The Diocese of New Ulm became the third Minnesota Catholic institution to declare bankruptcy on Friday when it filed for Chapter 11 reorganization following a flood of clergy sex abuse claims.
No other state has witnessed three such bankruptcies. New Ulm follows the Duluth Diocese and the Archdiocese of St. Paul and Minneapolis, which filed for Chapter 11 in 2015.
Financial reorganization was the fairest way to address the matter after the diocese received 101 claims of child sex abuse in recent years, said New Ulm Bishop John LeVoir in a statement. "If we were to resolve the cases on a piecemeal basis, available diocese assets could be exhausted in the first few cases, leaving nothing for remaining claimants," LeVoir said.
A contributing factor was that "the insurance companies were playing hardball in the abuse cases," added Mike Finnegan, an attorney representing the abuse victims.
The claims were made under the 2013 Minnesota Child Victims Act, which opened a three-year window for plaintiffs to file older abuse claims previously barred by statutes of limitations. Across the state, more than 800 claims of child sex abuse by priests were filed before the window shut in 2016. That includes more than 400 in the Twin Cities archdiocese, about 125 in both the dioceses of Duluth and Winona, about 75 in the St. Cloud Diocese and about 20 in the Crookston Diocese, Finnegan said.

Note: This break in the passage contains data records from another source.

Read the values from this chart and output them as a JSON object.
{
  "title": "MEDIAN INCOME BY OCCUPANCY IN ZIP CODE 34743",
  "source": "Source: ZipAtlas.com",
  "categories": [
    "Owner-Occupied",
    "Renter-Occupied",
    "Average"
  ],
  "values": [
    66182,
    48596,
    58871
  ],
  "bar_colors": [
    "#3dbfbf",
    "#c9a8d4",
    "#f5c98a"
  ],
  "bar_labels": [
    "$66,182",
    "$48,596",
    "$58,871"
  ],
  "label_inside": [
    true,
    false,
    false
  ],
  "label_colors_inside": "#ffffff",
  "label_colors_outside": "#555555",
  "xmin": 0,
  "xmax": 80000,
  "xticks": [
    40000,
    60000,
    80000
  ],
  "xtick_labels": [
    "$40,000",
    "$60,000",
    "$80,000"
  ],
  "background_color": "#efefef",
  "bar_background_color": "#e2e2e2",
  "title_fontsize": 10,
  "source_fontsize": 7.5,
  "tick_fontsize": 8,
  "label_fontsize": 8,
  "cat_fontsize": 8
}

Consolidating all the claims under one judge and one court, apparently is being viewed in Minnesota as the best route for victims and the church. And it does not affect local churches and other Catholic institutions, as they are incorporated separately under Minnesota law, LeVoir said.
"It [Chapter 11] is a good vehicle," said Charles Zech, a professor of church finance at Villanova University in Pennsylvania. Without the bankruptcy process, "the court system works on a first come, first served basis. This allows dioceses to address all the victims at the same time."
It also prevents individual abuse cases from making their way to a courtroom, where potentially damaging church documents and testimony could be made public, he said.